Ochtend Flits

Topic

BTW Increase on Culture and Hospitality

The coalition's most unpopular domestic policy — VAT (BTW) on culture and restaurants jumped from 9% to 21%

Part of: Dutch Economy

What happened

The Schoof cabinet (PVV, VVD, NSC, BBB) included a VAT increase in its coalition agreement as a budget measure. The reduced BTW rate of 9% on a range of goods and services was raised to the standard 21% rate.

Sectors affected (from 1 January 2026): - Cultural events (theatre, concerts, museums, cinema) - Sport (gym memberships, sports clubs, swimming pools) - Hospitality (hotels, campsites) - Newspapers and magazines (online) - Short-stay accommodation

What stayed at 9%: Books and e-books were exempted after significant lobbying.

What stayed at 21%: Restaurants and cafés were already at 21% (the temporary 9% rate introduced during COVID had already expired).

Why it's controversial

For the cultural sector: A museum ticket or theatre seat that cost €25 suddenly implied a much larger tax bill for the operator. Cultural institutions argued this would force price increases, reduce attendance, widen the cultural engagement gap between higher and lower incomes, and accelerate closures of venues still recovering from the pandemic.

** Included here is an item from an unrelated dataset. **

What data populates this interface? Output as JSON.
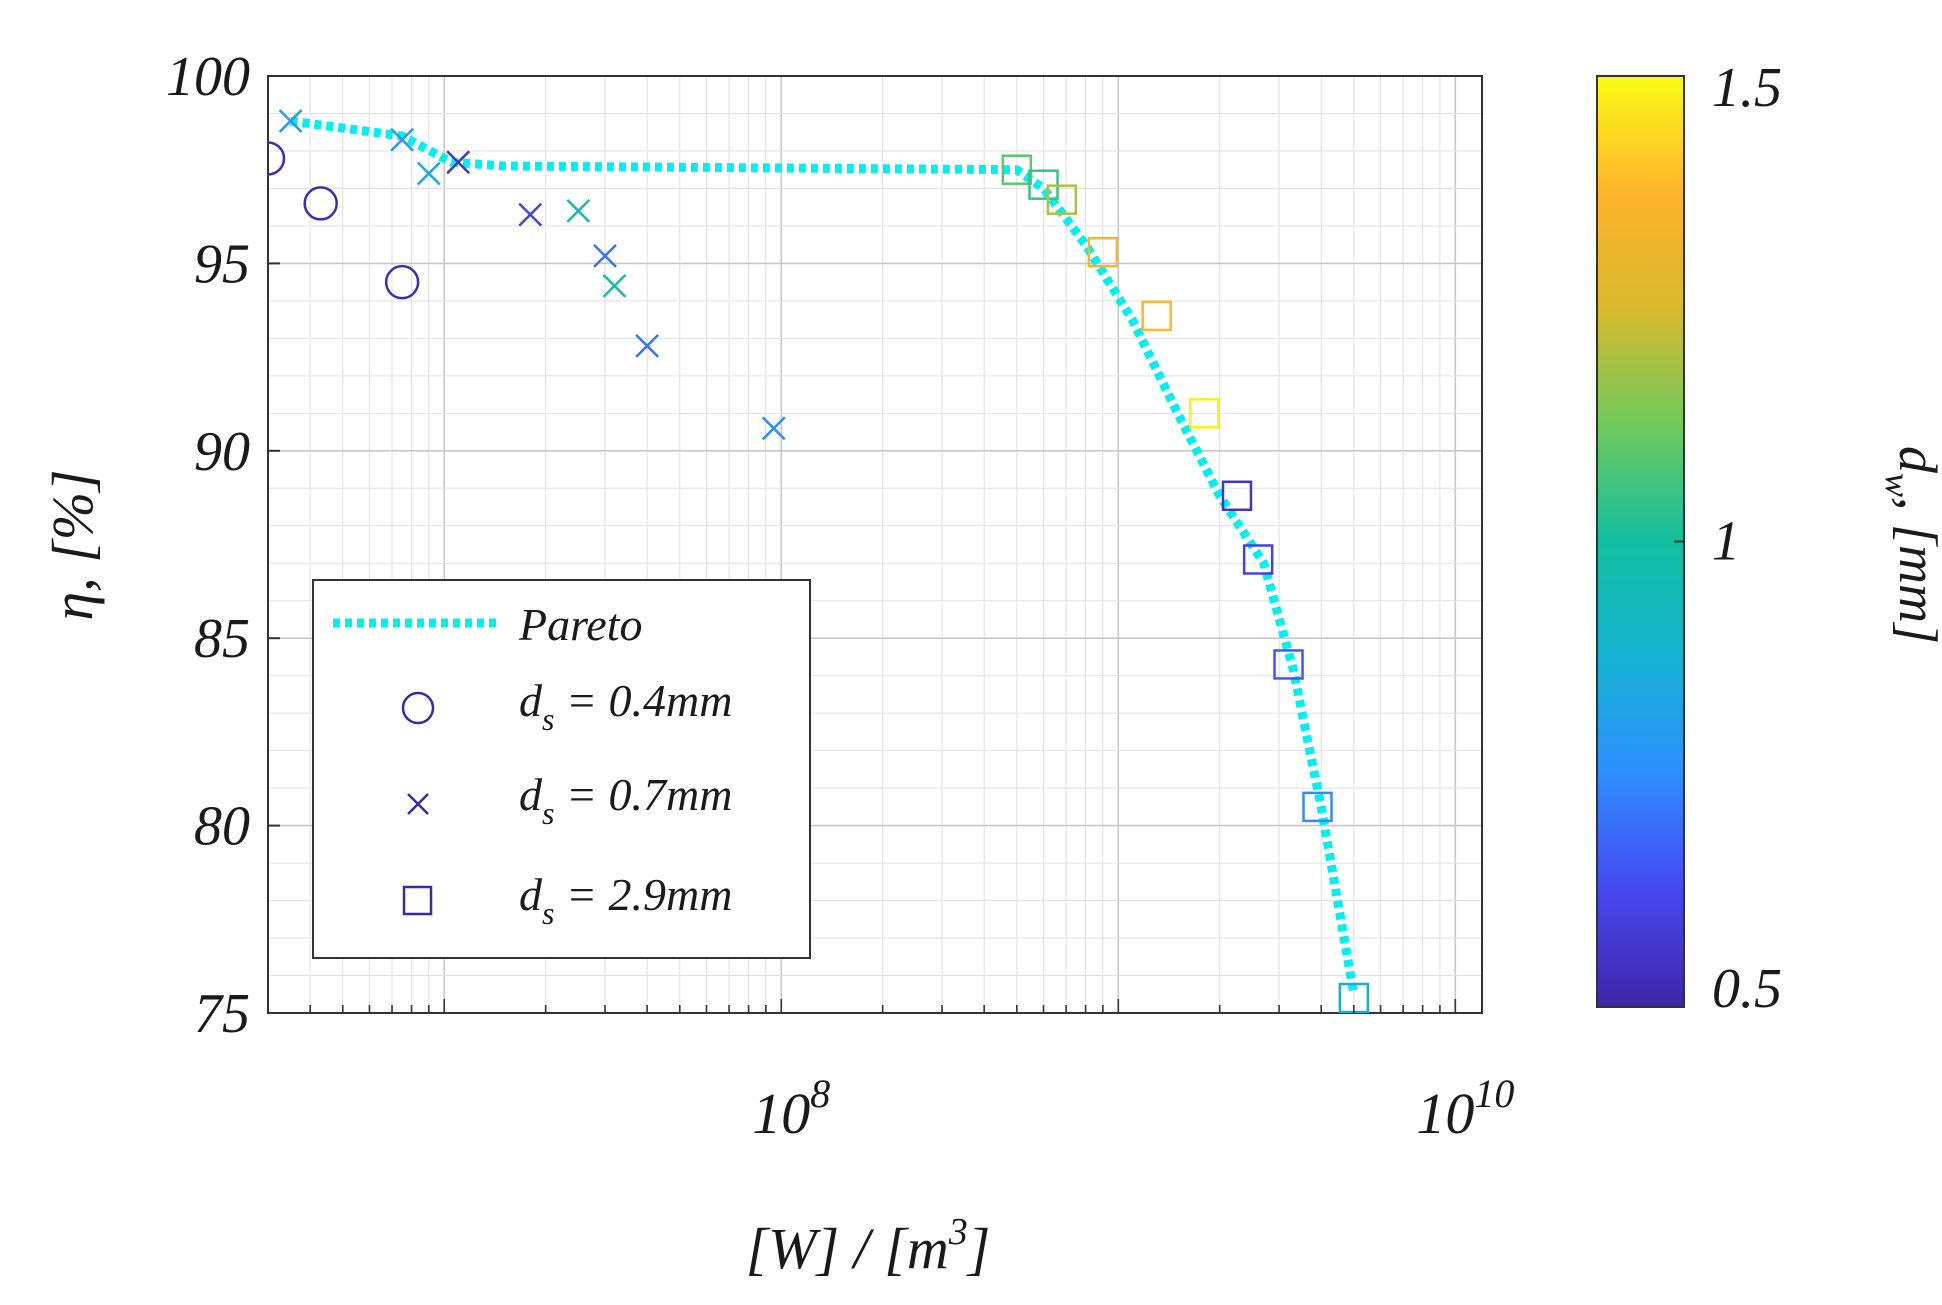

For hospitality: Hotels and campsites, still rebuilding post-COVID, faced a structural cost increase at the worst time.

The distributional problem: The 9% rate was designed as a concession — culture and sport have public value that shouldn't be priced out of reach. Raising it to 21% effectively makes these goods the same tax category as luxury items. Critics pointed out this disproportionately affects lower-income people who are more price-sensitive about discretionary spending.

The political fight

The proposal faced fierce opposition from arts organisations, sports federations, museums, and hospitality trade groups. A broad coalition lobbied the Eerste Kamer (Senate) intensively. The Senate approved it after debate, with books exempted as a compromise.

The increase became a symbol of the Schoof cabinet's willingness to fund tax cuts elsewhere by squeezing sectors with limited political power — the cultural world leans left and was not going to vote for PVV regardless. GroenLinks-PvdA (now merging into Progressief Nederland) pushed the motion to reverse it.

Practical impact

Prices went up. Some smaller venues and cultural institutions reported significant pressure. Whether the feared wave of closures and attendance collapses materialised at the predicted scale is still being assessed.

Note: a gym membership, museum card (Museumkaart), or theatre subscription will be more expensive than it was before 2026. Museums are also where you'll find free speurtochten for kids — the entry price went up, but that part is still free.

Note: verify current status — some provisions may have been adjusted after passage.